Témoignages réels : entre risques et joies
L’expérience d’Amanda Gifford illustre ces préoccupations de manière concrète. Ses jumeaux, Ethan et Abigail, conçus par FIV, sont nés huit semaines plus tôt après 11 semaines d’alitement dues à un travail prématuré déclenché à 20 semaines. Âgés de 9 mois aujourd’hui, ses enfants progressent, mais elle reste inquiète de leurs retards de développement. « En tant que parent, on s’inquiète toujours des effets à long terme », dit-elle.
En revanche, les jumelles de Leslie Glass sont nées en meilleure santé, mais elle décrit leur première année comme épuisante. « Les gens disent ‘j’aimerais avoir des jumeaux’, mais ce n’est pas une promenade de santé », confie-t-elle. Cette dualité – joie mêlée de défis – résonne chez les familles de jumeaux. John Moore, chef de pédiatrie à la clinique Carilion en Virginie et père de jumelles, acquiesce : « Même des jumeaux nés à terme et en bonne santé demandent plus que ce qu’on imagine. »

L’éducation comme pont : changer les perspectives
Comment concilier les désirs des patients avec les réalités médicales ? De nombreux médecins désignent l’éducation comme la clé. Elizabeth Ginsburg, de l’hôpital Brigham pour femmes à Boston, estime qu’une fois informés des vrais risques des multiples, les patients revoient souvent leur position. Une étude de 2007 menée à l’Université de l’Iowa a révélé que 29 % des couples FIV préféraient initialement des jumeaux, mais ce chiffre tombait à 14 % après avoir lu des documents et discuté avec des médecins.
Pourtant, certains peinent à intégrer ces informations.
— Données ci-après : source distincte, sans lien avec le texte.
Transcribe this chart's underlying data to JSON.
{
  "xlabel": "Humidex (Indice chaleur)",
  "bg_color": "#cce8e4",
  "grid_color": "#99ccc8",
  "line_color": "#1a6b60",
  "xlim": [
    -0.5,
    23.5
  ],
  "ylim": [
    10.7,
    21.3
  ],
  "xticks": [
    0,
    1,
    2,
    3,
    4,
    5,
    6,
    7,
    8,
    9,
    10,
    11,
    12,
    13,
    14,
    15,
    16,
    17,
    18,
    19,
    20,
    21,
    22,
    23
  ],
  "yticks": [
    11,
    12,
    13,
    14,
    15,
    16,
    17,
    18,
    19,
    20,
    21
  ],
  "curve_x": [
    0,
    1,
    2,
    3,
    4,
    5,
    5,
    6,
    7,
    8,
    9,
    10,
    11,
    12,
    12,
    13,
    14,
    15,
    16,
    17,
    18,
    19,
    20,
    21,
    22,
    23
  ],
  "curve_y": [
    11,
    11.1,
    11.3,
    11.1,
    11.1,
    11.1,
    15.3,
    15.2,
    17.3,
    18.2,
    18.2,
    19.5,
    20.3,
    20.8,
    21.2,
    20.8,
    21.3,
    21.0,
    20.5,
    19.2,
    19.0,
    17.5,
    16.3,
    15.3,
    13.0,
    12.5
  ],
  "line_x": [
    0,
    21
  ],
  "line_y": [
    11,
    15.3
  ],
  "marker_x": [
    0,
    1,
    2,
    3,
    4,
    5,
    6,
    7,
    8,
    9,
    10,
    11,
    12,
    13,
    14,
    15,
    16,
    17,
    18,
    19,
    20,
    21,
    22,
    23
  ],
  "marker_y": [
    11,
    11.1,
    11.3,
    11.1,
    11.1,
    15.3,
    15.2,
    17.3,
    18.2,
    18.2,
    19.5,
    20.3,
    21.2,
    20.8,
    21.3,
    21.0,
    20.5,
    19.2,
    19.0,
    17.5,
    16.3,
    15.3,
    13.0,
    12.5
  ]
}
La spécialiste de l’infertilité Ginny Ryan explique que des années de lutte contre l’infertilité peuvent réduire la vision des patients à simplement tomber enceinte, obscurcissant les considérations plus larges. Les médecins, eux, s’efforcent de guider avec douceur, détournant les patients des choix impulsifs.
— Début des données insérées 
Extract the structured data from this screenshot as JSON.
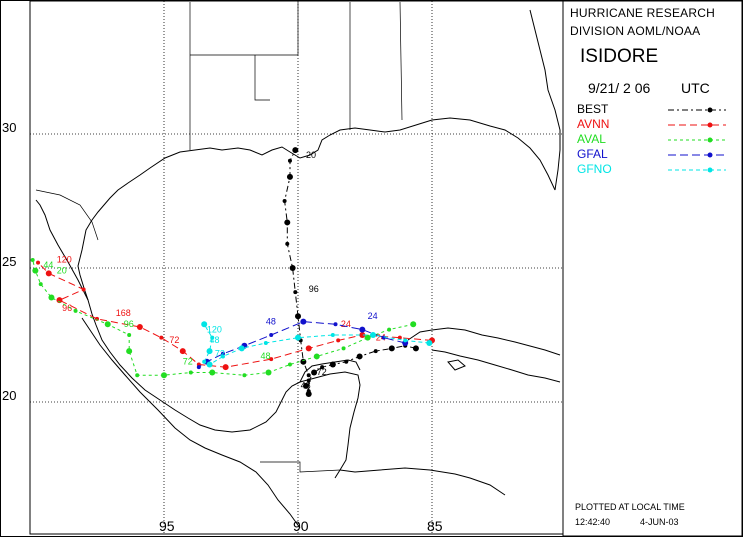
{
  "header": {
    "line1": "HURRICANE RESEARCH",
    "line2": "DIVISION AOML/NOAA",
    "storm_name": "ISIDORE",
    "date": "9/21/ 2 06",
    "utc": "UTC"
  },
  "legend": [
    {
      "name": "BEST",
      "color": "#000000",
      "dash": "6,3,2,3"
    },
    {
      "name": "AVNN",
      "color": "#ee1111",
      "dash": "7,4"
    },
    {
      "name": "AVAL",
      "color": "#22dd22",
      "dash": "3,3"
    },
    {
      "name": "GFAL",
      "color": "#1111cc",
      "dash": "8,4"
    },
    {
      "name": "GFNO",
      "color": "#00e5e5",
      "dash": "4,3"
    }
  ],
  "footer": {
    "note": "PLOTTED AT LOCAL TIME",
    "time": "12:42:40",
    "date": "4-JUN-03"
  },
  "axes": {
    "lat_labels": [
      "30",
      "25",
      "20"
    ],
    "lon_labels": [
      "95",
      "90",
      "85"
    ]
  },
  "tracks": [
    {
      "name": "BEST",
      "color": "#000000",
      "points": [
        [
          -85.6,
          22.0
        ],
        [
          -86.0,
          22.1
        ],
        [
          -86.5,
          22.0
        ],
        [
          -87.1,
          21.9
        ],
        [
          -87.7,
          21.7
        ],
        [
          -88.2,
          21.5
        ],
        [
          -88.7,
          21.4
        ],
        [
          -89.1,
          21.3
        ],
        [
          -89.4,
          21.1
        ],
        [
          -89.6,
          20.8
        ],
        [
          -89.7,
          20.6
        ],
        [
          -89.6,
          20.4
        ],
        [
          -89.6,
          20.3
        ],
        [
          -89.6,
          21.0
        ],
        [
          -89.8,
          21.5
        ],
        [
          -89.9,
          22.3
        ],
        [
          -90.0,
          23.2
        ],
        [
          -90.1,
          24.1
        ],
        [
          -90.2,
          25.0
        ],
        [
          -90.4,
          25.9
        ],
        [
          -90.4,
          26.7
        ],
        [
          -90.5,
          27.5
        ],
        [
          -90.3,
          28.4
        ],
        [
          -90.3,
          29.0
        ],
        [
          -90.1,
          29.4
        ]
      ],
      "labels": [
        {
          "text": "72",
          "at": [
            -89.3,
            21.0
          ]
        },
        {
          "text": "48",
          "at": [
            -89.9,
            20.5
          ]
        },
        {
          "text": "96",
          "at": [
            -89.6,
            24.1
          ]
        },
        {
          "text": "20",
          "at": [
            -89.7,
            29.1
          ]
        }
      ]
    },
    {
      "name": "AVNN",
      "color": "#ee1111",
      "points": [
        [
          -85.0,
          22.3
        ],
        [
          -86.2,
          22.4
        ],
        [
          -87.6,
          22.5
        ],
        [
          -88.5,
          22.3
        ],
        [
          -89.6,
          22.0
        ],
        [
          -91.0,
          21.6
        ],
        [
          -92.7,
          21.3
        ],
        [
          -93.7,
          21.4
        ],
        [
          -94.3,
          21.9
        ],
        [
          -95.1,
          22.4
        ],
        [
          -95.9,
          22.8
        ],
        [
          -97.5,
          23.1
        ],
        [
          -98.9,
          23.8
        ],
        [
          -98.0,
          24.2
        ],
        [
          -99.3,
          24.8
        ],
        [
          -99.7,
          25.2
        ]
      ],
      "labels": [
        {
          "text": "24",
          "at": [
            -88.4,
            22.8
          ]
        },
        {
          "text": "24",
          "at": [
            -87.1,
            22.3
          ]
        },
        {
          "text": "72",
          "at": [
            -94.8,
            22.2
          ]
        },
        {
          "text": "96",
          "at": [
            -98.8,
            23.4
          ]
        },
        {
          "text": "168",
          "at": [
            -96.8,
            23.2
          ]
        },
        {
          "text": "120",
          "at": [
            -99.0,
            25.2
          ]
        }
      ]
    },
    {
      "name": "AVAL",
      "color": "#22dd22",
      "points": [
        [
          -85.7,
          22.9
        ],
        [
          -86.6,
          22.7
        ],
        [
          -87.4,
          22.4
        ],
        [
          -88.3,
          22.0
        ],
        [
          -89.3,
          21.7
        ],
        [
          -90.3,
          21.4
        ],
        [
          -91.1,
          21.1
        ],
        [
          -92.0,
          21.0
        ],
        [
          -93.2,
          21.1
        ],
        [
          -94.0,
          21.1
        ],
        [
          -95.0,
          21.0
        ],
        [
          -96.0,
          21.0
        ],
        [
          -96.3,
          21.9
        ],
        [
          -96.3,
          22.5
        ],
        [
          -97.1,
          22.9
        ],
        [
          -98.3,
          23.4
        ],
        [
          -99.2,
          23.9
        ],
        [
          -99.6,
          24.4
        ],
        [
          -99.8,
          24.9
        ],
        [
          -99.9,
          25.3
        ]
      ],
      "labels": [
        {
          "text": "48",
          "at": [
            -91.4,
            21.6
          ]
        },
        {
          "text": "96",
          "at": [
            -96.5,
            22.8
          ]
        },
        {
          "text": "72",
          "at": [
            -94.3,
            21.4
          ]
        },
        {
          "text": "20",
          "at": [
            -99.0,
            24.8
          ]
        },
        {
          "text": "44",
          "at": [
            -99.5,
            25.0
          ]
        }
      ]
    },
    {
      "name": "GFAL",
      "color": "#1111cc",
      "points": [
        [
          -86.0,
          22.2
        ],
        [
          -86.8,
          22.4
        ],
        [
          -87.6,
          22.7
        ],
        [
          -88.6,
          22.9
        ],
        [
          -89.8,
          23.0
        ],
        [
          -91.0,
          22.5
        ],
        [
          -92.0,
          22.1
        ],
        [
          -92.8,
          21.8
        ],
        [
          -93.4,
          21.5
        ],
        [
          -93.7,
          21.3
        ]
      ],
      "labels": [
        {
          "text": "24",
          "at": [
            -87.4,
            23.1
          ]
        },
        {
          "text": "48",
          "at": [
            -91.2,
            22.9
          ]
        }
      ]
    },
    {
      "name": "GFNO",
      "color": "#00e5e5",
      "points": [
        [
          -85.1,
          22.2
        ],
        [
          -86.0,
          22.3
        ],
        [
          -87.2,
          22.5
        ],
        [
          -88.7,
          22.5
        ],
        [
          -90.0,
          22.4
        ],
        [
          -91.2,
          22.2
        ],
        [
          -92.1,
          22.0
        ],
        [
          -92.8,
          21.7
        ],
        [
          -93.3,
          21.4
        ],
        [
          -93.5,
          21.5
        ],
        [
          -93.3,
          21.9
        ],
        [
          -93.2,
          22.4
        ],
        [
          -93.5,
          22.9
        ]
      ],
      "labels": [
        {
          "text": "120",
          "at": [
            -93.4,
            22.6
          ]
        },
        {
          "text": "48",
          "at": [
            -93.3,
            22.2
          ]
        },
        {
          "text": "72",
          "at": [
            -93.1,
            21.7
          ]
        }
      ]
    }
  ]
}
Éthique et limites du contrôle
Il convient de noter que les résultats de la FIV ne sont pas entièrement prévisibles. Les lignes directrices de la Société américaine de médecine reproductive (ASRM) et de la Société pour les technologies de reproduction assistée (SART) fixent des limites au transfert d’embryons selon des critères comme l’âge et la qualité des embryons, mais le succès n’est pas garanti. Un seul embryon peut se diviser en jumeaux, ou plusieurs embryons peuvent ne pas s’implanter – laissant patients et médecins face à une part d’incertitude.
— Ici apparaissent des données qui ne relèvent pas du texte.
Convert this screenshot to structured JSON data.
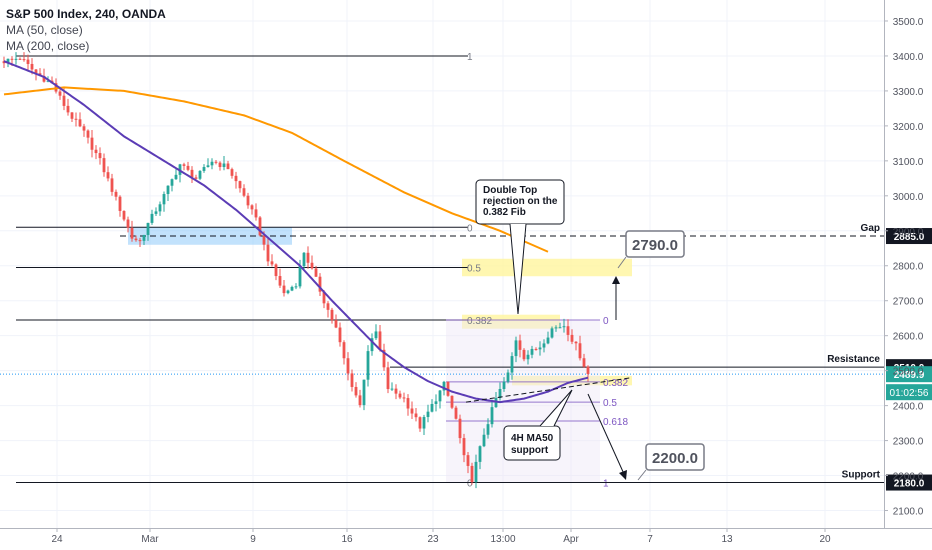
{
  "header": {
    "symbol_line": "S&P 500 Index, 240, OANDA",
    "ma50_label": "MA (50, close)",
    "ma200_label": "MA (200, close)"
  },
  "chart_data": {
    "type": "candlestick",
    "title": "S&P 500 Index, 240, OANDA",
    "ylim": [
      2050,
      3560
    ],
    "y_ticks": [
      2100,
      2200,
      2300,
      2400,
      2500,
      2600,
      2700,
      2800,
      2900,
      3000,
      3100,
      3200,
      3300,
      3400,
      3500
    ],
    "y_tick_labels": [
      "2100.0",
      "2200.0",
      "2300.0",
      "2400.0",
      "2500.0",
      "2600.0",
      "2700.0",
      "2800.0",
      "2900.0",
      "3000.0",
      "3100.0",
      "3200.0",
      "3300.0",
      "3400.0",
      "3500.0"
    ],
    "x_tick_labels": [
      "24",
      "Mar",
      "9",
      "16",
      "23",
      "13:00",
      "Apr",
      "7",
      "13",
      "20"
    ],
    "colors": {
      "up": "#26a69a",
      "down": "#ef5350",
      "ma50": "#5b3cb5",
      "ma200": "#ff9800",
      "fib_line": "#131722",
      "fib_purple": "#7e57c2",
      "highlight_yellow": "#fff59d",
      "highlight_blue": "#90caf9",
      "last_price_dot": "#2196f3"
    },
    "price_path": [
      [
        0,
        3385
      ],
      [
        4,
        3395
      ],
      [
        8,
        3350
      ],
      [
        12,
        3320
      ],
      [
        16,
        3240
      ],
      [
        20,
        3180
      ],
      [
        24,
        3100
      ],
      [
        28,
        2990
      ],
      [
        32,
        2880
      ],
      [
        34,
        2870
      ],
      [
        36,
        2920
      ],
      [
        40,
        3000
      ],
      [
        44,
        3090
      ],
      [
        48,
        3050
      ],
      [
        52,
        3100
      ],
      [
        56,
        3080
      ],
      [
        60,
        3000
      ],
      [
        63,
        2930
      ],
      [
        66,
        2820
      ],
      [
        70,
        2720
      ],
      [
        73,
        2750
      ],
      [
        75,
        2840
      ],
      [
        78,
        2760
      ],
      [
        80,
        2700
      ],
      [
        83,
        2620
      ],
      [
        86,
        2490
      ],
      [
        89,
        2400
      ],
      [
        91,
        2560
      ],
      [
        93,
        2610
      ],
      [
        96,
        2450
      ],
      [
        100,
        2420
      ],
      [
        104,
        2340
      ],
      [
        107,
        2400
      ],
      [
        110,
        2460
      ],
      [
        113,
        2360
      ],
      [
        115,
        2250
      ],
      [
        117,
        2190
      ],
      [
        120,
        2320
      ],
      [
        123,
        2420
      ],
      [
        126,
        2490
      ],
      [
        128,
        2590
      ],
      [
        130,
        2540
      ],
      [
        134,
        2570
      ],
      [
        137,
        2620
      ],
      [
        140,
        2630
      ],
      [
        143,
        2570
      ],
      [
        146,
        2490
      ]
    ],
    "ma50_path": [
      [
        0,
        3385
      ],
      [
        10,
        3340
      ],
      [
        20,
        3260
      ],
      [
        30,
        3170
      ],
      [
        40,
        3100
      ],
      [
        50,
        3030
      ],
      [
        58,
        2960
      ],
      [
        66,
        2880
      ],
      [
        74,
        2800
      ],
      [
        82,
        2700
      ],
      [
        88,
        2630
      ],
      [
        94,
        2560
      ],
      [
        100,
        2510
      ],
      [
        106,
        2470
      ],
      [
        112,
        2440
      ],
      [
        118,
        2420
      ],
      [
        124,
        2410
      ],
      [
        130,
        2420
      ],
      [
        136,
        2440
      ],
      [
        141,
        2465
      ],
      [
        146,
        2480
      ]
    ],
    "ma200_path": [
      [
        0,
        3290
      ],
      [
        15,
        3310
      ],
      [
        30,
        3300
      ],
      [
        45,
        3270
      ],
      [
        60,
        3230
      ],
      [
        72,
        3180
      ],
      [
        85,
        3100
      ],
      [
        100,
        3010
      ],
      [
        112,
        2950
      ],
      [
        124,
        2900
      ],
      [
        136,
        2840
      ]
    ],
    "fibonacci_left": [
      {
        "ratio": "1",
        "price": 3400
      },
      {
        "ratio": "0",
        "price": 2910
      },
      {
        "ratio": "0.5",
        "price": 2795
      },
      {
        "ratio": "0.382",
        "price": 2645
      },
      {
        "ratio": "0",
        "price": 2180
      }
    ],
    "fibonacci_right": [
      {
        "ratio": "0",
        "price": 2645
      },
      {
        "ratio": "0.382",
        "price": 2468
      },
      {
        "ratio": "0.5",
        "price": 2410
      },
      {
        "ratio": "0.618",
        "price": 2356
      },
      {
        "ratio": "1",
        "price": 2180
      }
    ],
    "levels": [
      {
        "name": "Gap",
        "price": 2885,
        "price_label": "2885.0",
        "style": "dashed"
      },
      {
        "name": "Resistance",
        "price": 2510,
        "price_label": "2510.0",
        "style": "solid"
      },
      {
        "name": "Support",
        "price": 2180,
        "price_label": "2180.0",
        "style": "solid"
      }
    ],
    "current_price": {
      "price": 2489.9,
      "label": "2489.9",
      "countdown": "01:02:56"
    },
    "annotations": {
      "double_top": "Double Top rejection on the 0.382 Fib",
      "ma50_support": "4H MA50 support",
      "target_up": "2790.0",
      "target_down": "2200.0"
    }
  }
}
Pour ceux qui insistent sur des multiples, les médecins s’opposent fermement. Mark Perloe, des Spécialistes de la reproduction de Géorgie, déclare : « Nous travaillons à réorienter leur réflexion. » Suheil Muasher, fort de 30 ans d’expérience, insiste sur un objectif unique : « Mon plus grand espoir est que vous ayez un bébé en bonne santé. »
Conclusion
Rechercher des jumeaux par FIV peut sembler un raccourci économique pour compléter une famille, mais cela comporte des risques sanitaires cachés. Des aspirations sincères des patients aux conseils fondés sur les preuves des médecins, ce débat reflète la tension entre les avancées technologiques et les désirs humains. Comme le dit justement Leslie Glass, « les jumeaux sont merveilleux, mais ce n’est pas une mince affaire. » Dans ce parcours, un dialogue ouvert et des décisions éclairées ouvrent la voie aux meilleurs résultats.